July riu com leveza: — Astra 2.0, versão sábia e tecnológica. Acho que ela vai dar um show.
Lua respirou fundo, tentando conter mais uma onda de emoção:
— Então, eu gostaria que ela falasse o idioma comum de Eteria… e também o de Grimor e Oryon. Ah, e se possível, o da região de Zintria. E, se der, deixe o sistema aberto para ela aprender outros comigo…
Cedric já digitava na interface:
— Perfeitamente possível. Estarei incluindo essas quatros linguagens agora como padrão inicial. E o sistema estará aberto para que ela aprenda conforme a senhorita desejar.
Lua então puxou seu bracelete digital e tocou nele, abrindo a aba de pagamento. Com um pequeno gesto, liberou o valor total com um brilho holográfico que confirmou a transação.
— Gostaria de deixar tudo pago agora.
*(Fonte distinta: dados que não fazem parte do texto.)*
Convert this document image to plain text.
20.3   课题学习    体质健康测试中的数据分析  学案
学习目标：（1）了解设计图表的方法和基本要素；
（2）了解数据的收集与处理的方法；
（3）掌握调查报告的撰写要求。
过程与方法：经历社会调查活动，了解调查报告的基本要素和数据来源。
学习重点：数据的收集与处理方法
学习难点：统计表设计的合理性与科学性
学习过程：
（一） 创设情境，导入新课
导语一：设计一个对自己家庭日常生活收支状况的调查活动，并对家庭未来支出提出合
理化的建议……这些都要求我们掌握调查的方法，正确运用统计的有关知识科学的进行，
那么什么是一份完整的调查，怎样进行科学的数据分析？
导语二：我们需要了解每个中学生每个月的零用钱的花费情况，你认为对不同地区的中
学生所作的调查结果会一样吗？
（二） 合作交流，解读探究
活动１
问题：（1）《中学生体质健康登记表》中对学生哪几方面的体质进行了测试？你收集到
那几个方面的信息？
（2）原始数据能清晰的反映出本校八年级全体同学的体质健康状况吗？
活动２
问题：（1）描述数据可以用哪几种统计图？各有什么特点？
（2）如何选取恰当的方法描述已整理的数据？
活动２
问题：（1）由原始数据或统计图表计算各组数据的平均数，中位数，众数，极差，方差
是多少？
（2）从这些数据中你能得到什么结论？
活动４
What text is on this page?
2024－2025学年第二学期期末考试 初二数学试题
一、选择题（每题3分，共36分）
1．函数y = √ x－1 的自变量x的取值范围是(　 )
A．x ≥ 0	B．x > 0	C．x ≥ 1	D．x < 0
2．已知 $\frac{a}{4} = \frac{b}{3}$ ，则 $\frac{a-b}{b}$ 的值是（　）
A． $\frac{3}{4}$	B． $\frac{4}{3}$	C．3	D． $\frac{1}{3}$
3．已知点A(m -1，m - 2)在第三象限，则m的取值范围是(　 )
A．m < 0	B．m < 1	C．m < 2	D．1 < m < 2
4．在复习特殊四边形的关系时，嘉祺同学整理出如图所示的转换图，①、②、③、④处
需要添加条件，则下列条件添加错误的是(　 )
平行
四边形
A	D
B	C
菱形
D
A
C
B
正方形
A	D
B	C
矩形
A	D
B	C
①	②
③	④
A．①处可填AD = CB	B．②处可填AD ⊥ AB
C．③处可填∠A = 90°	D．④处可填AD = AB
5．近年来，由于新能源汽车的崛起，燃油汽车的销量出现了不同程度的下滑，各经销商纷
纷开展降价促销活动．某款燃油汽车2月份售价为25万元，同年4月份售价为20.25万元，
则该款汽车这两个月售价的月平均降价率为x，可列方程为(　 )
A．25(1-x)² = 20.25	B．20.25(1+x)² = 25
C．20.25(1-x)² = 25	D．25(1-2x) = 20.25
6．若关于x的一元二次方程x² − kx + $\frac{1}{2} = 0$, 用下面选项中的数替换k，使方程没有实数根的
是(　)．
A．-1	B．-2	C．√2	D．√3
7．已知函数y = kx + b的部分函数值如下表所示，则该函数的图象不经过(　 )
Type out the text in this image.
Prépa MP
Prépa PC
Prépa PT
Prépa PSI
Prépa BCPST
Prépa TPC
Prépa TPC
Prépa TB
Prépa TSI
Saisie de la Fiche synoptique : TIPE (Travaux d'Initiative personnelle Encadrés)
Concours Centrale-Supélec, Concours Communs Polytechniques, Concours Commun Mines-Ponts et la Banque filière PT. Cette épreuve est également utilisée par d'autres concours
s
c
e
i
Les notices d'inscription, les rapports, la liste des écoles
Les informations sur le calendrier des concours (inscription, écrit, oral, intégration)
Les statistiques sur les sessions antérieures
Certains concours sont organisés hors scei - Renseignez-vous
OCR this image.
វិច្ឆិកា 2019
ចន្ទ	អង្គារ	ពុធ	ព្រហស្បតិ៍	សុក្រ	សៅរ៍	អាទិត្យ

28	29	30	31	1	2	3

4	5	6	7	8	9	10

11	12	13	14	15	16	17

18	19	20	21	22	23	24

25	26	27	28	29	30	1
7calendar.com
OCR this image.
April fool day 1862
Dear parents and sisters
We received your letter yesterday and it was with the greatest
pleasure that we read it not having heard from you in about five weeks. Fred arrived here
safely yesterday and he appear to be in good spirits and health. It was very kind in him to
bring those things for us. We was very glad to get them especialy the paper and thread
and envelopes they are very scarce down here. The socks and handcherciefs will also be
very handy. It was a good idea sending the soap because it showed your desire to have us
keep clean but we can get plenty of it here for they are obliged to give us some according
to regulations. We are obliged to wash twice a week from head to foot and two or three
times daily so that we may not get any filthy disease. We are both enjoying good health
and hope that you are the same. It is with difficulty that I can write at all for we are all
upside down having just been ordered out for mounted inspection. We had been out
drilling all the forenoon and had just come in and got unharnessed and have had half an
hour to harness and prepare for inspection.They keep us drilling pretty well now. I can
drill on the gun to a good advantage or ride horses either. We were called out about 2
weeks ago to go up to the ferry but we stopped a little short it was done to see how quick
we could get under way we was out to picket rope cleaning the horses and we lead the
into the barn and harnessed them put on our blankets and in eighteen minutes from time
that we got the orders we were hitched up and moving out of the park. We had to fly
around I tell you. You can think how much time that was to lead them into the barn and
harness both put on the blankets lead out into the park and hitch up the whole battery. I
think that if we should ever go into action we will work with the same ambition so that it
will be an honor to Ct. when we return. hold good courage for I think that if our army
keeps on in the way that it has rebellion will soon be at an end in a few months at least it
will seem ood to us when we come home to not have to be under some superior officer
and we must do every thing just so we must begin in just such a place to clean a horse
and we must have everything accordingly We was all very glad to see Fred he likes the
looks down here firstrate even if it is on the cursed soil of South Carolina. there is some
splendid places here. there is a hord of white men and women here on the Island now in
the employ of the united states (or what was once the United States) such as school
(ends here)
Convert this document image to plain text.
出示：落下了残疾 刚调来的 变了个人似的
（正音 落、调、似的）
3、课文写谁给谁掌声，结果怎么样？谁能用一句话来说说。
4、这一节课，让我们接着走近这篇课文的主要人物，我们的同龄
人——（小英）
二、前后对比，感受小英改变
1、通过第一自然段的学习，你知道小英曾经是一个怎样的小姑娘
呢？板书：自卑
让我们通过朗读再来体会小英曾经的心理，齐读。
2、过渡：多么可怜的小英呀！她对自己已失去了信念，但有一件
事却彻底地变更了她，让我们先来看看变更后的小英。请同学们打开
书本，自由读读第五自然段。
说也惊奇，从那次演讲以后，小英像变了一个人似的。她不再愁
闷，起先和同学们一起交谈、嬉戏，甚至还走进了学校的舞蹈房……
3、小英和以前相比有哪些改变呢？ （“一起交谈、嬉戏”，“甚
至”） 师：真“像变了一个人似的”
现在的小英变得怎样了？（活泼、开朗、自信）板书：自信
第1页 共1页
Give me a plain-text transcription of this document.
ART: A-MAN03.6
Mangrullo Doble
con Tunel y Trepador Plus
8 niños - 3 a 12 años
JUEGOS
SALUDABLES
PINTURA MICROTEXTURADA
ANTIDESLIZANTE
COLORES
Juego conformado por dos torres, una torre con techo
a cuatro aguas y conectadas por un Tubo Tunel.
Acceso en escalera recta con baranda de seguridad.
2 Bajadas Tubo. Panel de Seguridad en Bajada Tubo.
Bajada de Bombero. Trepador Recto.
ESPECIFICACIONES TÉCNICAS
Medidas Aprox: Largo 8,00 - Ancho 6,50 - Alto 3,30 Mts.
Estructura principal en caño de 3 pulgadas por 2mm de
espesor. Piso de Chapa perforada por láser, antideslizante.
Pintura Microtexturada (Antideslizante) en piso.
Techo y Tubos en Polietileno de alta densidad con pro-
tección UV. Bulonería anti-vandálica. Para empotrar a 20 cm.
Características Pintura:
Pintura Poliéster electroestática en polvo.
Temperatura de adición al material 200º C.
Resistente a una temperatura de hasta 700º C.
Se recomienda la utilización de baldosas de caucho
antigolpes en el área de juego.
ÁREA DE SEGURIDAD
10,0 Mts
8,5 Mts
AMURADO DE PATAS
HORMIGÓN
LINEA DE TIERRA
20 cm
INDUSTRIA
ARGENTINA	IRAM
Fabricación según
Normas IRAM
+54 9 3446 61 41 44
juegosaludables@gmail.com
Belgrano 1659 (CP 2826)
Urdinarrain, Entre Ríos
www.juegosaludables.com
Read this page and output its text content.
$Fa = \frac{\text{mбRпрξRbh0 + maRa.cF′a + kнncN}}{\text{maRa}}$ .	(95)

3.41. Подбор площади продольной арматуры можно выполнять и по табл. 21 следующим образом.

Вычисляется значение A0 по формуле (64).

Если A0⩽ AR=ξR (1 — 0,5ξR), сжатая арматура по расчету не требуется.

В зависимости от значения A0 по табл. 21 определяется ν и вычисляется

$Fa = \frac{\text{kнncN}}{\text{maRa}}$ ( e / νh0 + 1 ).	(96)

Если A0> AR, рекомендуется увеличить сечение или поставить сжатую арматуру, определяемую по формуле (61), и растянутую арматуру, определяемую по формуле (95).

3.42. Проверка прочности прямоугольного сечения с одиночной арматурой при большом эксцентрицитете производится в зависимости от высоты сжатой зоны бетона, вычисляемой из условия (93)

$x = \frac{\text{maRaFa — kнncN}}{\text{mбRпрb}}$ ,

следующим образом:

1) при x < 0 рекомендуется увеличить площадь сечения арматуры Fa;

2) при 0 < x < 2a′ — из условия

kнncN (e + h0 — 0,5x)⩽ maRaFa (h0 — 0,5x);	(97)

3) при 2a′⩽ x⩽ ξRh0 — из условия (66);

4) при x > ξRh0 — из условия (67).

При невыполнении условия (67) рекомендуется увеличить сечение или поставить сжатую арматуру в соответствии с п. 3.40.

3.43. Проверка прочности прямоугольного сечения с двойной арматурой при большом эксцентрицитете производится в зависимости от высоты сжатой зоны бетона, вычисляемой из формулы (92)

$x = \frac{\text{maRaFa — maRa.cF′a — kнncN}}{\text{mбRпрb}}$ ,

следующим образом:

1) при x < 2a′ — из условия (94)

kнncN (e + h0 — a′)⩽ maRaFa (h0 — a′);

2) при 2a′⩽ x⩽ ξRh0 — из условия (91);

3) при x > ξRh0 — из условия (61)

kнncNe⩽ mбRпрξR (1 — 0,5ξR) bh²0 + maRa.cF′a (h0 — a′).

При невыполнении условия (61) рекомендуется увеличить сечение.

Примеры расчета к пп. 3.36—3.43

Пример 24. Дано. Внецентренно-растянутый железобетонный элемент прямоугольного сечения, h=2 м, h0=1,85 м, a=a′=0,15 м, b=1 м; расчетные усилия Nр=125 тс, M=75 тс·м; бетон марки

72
E… se possível, iniciar o processo de fabricação com prioridade. Eu realmente quero tê-la comigo logo.
Cedric assentiu, satisfeito:
— O pedido foi confirmado. A SkyPet será confeccionada com os detalhes emocionais, comportamentais e funcionais que mencionou. Será necessário uma semana para a entrega pois tenho que programar ela, mas prometo que será exatamente como sonhou, senhorita Lua.
Lua sorriu com os olhos marejados:
— Obrigada… mesmo. Isso significa muito mais do que parece.
July segurou a mão dela com firmeza:
— A Astra vai ser incrível. E vai te acompanhar em cada nova jornada.
Enquanto saíam da loja, uma sensação morna e reconfortante tomava conta de Lua. Não era só tecnologia. Era uma memória reimaginada, uma parte do passado que agora ganharia vida no presente — e com asas para voar ao lado dela outra vez.